Still, having Manx syndrome has caused this special feline to have some serious health challenges, including mega colon, which required him to have his colon surgically removed. Pebble is also somewhat urinary incontinent, so he has to wear diapers, something he doesn’t necessarily enjoy.
Without a doubt, Pebble requires more care than the typical cat, but Lindsey believes that for the most part, he’s a fairly average feline, as are the majority of kitties with Manx syndrome. “Just because these cats have hind end issues doesn’t mean they aren’t as smart, spunky, playful, and adventurous as other cats,” says Lindsey. However, she does have to admit that Pebble and other special needs cats like him are undeniably unique in other ways.
“Everyone I know with a special needs cat has bonded with their cat in ways they don’t always with normally-abled cats,” says Lindsey. “These cats can live perfectly happy lives. They don’t know they are any different and they don’t feel sorry for themselves.”

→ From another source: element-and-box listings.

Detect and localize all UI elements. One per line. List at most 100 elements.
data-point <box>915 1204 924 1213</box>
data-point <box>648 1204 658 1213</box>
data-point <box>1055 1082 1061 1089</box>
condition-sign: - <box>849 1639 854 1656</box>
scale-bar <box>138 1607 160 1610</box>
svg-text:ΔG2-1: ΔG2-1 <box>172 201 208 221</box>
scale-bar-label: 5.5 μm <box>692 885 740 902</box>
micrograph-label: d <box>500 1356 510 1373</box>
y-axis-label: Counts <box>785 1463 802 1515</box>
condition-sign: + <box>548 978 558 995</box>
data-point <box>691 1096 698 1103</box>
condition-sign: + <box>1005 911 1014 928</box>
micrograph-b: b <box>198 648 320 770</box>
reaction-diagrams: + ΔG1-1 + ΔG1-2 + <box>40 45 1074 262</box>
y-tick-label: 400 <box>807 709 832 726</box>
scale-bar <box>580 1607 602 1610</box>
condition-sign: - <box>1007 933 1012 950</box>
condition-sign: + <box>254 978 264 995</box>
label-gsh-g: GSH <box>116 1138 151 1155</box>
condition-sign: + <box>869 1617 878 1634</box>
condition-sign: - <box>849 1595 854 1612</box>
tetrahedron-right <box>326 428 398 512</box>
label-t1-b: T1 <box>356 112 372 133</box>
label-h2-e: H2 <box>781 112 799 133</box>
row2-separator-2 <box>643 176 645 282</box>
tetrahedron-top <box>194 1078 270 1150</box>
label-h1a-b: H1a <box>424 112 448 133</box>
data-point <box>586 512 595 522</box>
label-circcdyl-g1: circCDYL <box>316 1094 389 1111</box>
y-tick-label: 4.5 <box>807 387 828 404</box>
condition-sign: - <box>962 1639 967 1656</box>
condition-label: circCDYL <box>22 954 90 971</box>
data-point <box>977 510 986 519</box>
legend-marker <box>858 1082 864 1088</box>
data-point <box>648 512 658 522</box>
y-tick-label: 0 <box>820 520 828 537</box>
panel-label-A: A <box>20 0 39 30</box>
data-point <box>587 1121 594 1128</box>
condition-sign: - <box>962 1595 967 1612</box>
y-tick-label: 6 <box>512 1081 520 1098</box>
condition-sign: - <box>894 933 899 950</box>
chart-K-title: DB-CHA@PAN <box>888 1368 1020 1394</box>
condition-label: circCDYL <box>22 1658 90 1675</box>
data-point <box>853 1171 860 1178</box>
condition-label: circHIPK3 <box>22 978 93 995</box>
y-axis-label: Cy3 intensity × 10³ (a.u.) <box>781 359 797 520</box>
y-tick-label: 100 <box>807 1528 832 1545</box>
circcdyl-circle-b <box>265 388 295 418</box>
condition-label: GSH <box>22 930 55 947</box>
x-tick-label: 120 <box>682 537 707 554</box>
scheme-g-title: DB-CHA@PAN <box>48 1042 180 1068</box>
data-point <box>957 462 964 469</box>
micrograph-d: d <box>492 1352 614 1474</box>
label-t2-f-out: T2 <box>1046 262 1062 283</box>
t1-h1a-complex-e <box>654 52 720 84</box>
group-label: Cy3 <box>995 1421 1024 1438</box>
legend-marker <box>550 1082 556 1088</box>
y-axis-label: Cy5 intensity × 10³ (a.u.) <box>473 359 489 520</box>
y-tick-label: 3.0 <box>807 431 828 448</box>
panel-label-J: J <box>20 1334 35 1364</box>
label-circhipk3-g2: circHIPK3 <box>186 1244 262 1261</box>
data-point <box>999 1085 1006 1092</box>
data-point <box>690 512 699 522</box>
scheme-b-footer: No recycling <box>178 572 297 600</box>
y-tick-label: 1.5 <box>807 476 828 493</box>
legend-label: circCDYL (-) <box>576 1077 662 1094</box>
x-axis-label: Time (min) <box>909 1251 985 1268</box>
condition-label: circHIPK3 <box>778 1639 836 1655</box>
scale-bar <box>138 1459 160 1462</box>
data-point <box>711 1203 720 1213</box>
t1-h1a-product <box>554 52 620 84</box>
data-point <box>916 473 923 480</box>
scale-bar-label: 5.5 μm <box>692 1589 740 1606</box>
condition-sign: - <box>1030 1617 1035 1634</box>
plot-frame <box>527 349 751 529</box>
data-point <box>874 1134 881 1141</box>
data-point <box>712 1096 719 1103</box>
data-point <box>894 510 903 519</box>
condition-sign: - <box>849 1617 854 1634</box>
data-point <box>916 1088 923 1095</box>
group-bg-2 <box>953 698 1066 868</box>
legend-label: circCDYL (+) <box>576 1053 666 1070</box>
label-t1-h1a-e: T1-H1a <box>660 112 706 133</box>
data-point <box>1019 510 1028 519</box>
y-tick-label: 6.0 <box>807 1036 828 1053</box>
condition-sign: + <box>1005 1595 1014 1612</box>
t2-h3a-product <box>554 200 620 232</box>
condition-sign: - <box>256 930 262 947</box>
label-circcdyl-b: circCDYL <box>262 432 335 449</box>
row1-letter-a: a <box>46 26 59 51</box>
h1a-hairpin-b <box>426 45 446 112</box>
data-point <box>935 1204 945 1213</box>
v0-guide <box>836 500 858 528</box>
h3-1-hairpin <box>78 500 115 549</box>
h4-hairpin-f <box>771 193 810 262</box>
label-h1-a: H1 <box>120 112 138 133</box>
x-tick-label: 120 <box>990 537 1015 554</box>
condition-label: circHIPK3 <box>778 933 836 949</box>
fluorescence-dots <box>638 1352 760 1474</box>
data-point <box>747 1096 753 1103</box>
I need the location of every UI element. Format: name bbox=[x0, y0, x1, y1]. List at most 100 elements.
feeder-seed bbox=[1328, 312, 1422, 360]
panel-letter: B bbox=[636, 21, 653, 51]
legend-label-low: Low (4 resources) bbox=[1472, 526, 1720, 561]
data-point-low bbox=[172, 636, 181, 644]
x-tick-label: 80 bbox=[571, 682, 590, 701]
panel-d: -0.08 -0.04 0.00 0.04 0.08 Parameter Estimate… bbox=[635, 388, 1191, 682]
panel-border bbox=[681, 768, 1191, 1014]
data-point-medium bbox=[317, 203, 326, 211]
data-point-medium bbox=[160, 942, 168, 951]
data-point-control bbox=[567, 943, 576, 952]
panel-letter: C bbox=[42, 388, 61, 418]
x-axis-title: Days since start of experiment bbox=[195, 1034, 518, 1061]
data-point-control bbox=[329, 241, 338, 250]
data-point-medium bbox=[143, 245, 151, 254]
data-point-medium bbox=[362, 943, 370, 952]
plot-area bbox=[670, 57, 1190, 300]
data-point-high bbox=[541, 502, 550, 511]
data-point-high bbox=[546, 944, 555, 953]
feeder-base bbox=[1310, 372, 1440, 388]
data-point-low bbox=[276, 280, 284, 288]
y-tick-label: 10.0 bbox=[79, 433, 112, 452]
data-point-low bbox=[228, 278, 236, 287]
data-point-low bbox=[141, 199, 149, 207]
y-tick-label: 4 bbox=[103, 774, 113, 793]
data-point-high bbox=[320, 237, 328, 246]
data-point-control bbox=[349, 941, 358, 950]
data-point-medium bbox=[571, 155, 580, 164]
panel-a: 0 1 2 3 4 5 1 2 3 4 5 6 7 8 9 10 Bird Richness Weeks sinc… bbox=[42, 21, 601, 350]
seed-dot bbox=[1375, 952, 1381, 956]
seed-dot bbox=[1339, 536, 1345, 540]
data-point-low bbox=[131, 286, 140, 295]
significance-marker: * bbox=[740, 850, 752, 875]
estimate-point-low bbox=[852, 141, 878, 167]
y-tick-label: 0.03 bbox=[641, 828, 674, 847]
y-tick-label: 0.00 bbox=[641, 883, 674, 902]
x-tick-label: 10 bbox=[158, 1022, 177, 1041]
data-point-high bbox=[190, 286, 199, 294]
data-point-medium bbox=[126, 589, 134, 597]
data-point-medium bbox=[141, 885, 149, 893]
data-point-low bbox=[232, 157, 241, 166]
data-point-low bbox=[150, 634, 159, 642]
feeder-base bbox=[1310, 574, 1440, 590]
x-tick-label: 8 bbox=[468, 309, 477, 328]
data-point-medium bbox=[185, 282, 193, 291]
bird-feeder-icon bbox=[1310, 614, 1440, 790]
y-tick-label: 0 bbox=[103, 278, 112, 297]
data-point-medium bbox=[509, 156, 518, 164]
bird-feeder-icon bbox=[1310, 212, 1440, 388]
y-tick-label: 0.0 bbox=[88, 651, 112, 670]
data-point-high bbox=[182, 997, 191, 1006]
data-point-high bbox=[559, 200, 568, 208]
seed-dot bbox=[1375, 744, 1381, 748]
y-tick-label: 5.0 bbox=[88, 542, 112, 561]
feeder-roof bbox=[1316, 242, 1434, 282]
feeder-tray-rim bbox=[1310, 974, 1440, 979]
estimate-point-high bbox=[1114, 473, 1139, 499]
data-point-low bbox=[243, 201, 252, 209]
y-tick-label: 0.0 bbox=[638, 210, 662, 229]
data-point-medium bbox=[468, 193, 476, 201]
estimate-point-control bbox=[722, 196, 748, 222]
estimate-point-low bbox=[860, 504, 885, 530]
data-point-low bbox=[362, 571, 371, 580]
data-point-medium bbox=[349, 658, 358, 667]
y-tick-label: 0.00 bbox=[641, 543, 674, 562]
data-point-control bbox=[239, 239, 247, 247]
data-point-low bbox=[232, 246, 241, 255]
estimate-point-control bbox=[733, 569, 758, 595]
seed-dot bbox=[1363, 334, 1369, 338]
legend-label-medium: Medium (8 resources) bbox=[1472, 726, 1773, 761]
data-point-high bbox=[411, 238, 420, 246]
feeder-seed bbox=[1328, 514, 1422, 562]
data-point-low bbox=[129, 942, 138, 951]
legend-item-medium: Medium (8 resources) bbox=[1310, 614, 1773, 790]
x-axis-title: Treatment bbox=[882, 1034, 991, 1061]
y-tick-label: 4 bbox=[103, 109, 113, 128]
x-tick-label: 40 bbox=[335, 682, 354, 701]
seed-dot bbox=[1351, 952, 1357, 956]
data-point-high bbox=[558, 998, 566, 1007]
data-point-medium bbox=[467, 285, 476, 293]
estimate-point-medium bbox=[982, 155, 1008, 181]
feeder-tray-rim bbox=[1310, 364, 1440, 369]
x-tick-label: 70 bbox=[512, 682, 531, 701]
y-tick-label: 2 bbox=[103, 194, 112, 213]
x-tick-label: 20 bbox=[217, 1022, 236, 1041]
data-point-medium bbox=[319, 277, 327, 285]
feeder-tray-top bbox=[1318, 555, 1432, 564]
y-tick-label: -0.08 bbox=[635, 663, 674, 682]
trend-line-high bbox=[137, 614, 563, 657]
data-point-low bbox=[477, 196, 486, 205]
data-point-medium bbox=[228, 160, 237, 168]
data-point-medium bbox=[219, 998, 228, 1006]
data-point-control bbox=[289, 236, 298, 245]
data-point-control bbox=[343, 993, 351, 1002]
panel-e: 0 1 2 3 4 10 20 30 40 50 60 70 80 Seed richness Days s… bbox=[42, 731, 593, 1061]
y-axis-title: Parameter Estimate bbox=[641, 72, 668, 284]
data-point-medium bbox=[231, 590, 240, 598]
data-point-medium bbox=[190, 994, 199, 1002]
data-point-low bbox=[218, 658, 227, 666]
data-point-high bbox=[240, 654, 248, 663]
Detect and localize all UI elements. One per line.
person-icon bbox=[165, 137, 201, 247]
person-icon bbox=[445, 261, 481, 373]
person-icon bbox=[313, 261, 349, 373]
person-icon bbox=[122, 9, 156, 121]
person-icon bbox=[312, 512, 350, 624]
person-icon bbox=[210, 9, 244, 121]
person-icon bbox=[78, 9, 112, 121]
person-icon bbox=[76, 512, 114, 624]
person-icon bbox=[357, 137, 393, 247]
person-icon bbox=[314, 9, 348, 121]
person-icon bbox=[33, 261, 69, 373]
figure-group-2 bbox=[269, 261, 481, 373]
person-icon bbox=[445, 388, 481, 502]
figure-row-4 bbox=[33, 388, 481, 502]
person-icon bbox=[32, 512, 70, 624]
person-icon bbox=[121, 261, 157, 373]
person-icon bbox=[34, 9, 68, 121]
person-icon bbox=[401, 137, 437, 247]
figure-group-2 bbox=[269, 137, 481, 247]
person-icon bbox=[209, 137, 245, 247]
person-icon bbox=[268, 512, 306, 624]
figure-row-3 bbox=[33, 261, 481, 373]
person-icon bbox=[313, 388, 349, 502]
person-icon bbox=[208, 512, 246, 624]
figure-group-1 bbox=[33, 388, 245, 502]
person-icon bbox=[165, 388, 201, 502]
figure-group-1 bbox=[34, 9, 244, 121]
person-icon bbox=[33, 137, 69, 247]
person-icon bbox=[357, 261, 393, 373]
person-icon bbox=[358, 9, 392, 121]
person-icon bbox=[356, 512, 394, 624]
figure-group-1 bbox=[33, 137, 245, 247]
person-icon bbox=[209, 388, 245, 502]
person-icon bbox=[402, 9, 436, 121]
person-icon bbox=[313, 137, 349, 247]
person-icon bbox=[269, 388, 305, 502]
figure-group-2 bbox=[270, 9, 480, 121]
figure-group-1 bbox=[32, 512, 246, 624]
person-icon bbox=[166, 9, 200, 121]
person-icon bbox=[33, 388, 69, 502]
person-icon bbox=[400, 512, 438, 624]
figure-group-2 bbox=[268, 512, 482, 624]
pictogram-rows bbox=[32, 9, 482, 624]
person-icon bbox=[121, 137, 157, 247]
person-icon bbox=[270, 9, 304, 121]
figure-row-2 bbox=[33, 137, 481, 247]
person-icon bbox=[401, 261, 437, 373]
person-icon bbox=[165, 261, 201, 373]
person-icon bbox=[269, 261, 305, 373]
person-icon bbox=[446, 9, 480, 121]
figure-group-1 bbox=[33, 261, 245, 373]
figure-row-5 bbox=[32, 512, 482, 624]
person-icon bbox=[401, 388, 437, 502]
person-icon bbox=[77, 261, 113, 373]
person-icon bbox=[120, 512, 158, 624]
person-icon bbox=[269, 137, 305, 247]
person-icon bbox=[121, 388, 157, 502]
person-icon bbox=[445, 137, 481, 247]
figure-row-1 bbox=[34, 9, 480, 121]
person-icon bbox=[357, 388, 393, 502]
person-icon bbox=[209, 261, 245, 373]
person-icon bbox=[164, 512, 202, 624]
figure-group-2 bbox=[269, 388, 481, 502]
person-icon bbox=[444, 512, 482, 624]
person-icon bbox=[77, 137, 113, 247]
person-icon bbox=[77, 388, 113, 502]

Instead of pitying himself and his situation, Pebble provides comfort and affection to those around him, especially his mom. In fact, this remarkable little guy is Lindsey’s emotional support animal, proving she needs him just as much as he needs her. “He’s very intuitive,” says Lindsey. “He gives me love when I’m depressed, and he really can tell when I need him.”
Not only does Pebble provide Lindsey with the support she needs to cope with emotional challenges, he has taught her how to become a more patient person and has even helped her in her work to earn a doctorate in physical therapy. “I can relate things I’m learning in school back to him, so I can better understand why he has the problems he does and that allows me to explain it to other people to increase their understanding,” says Lindsey.
Her time with Pebble — which has included several flights and two cross-country road trips — has also shown Lindsey the importance of trust and forgiveness, and she is grateful for the nearly three years she has shared with this truly special boy.
“As much as he dislikes diaper changes and his daily butt baths, he forgives me instantly,” says Lindsey. “Despite everything he’s been through — with multiple bowel impactions, major abdominal surgery that reorganized his digestive system, and several urinary tract infections — he is still so brave and happy and loving. He trusts me to do what is best for him.”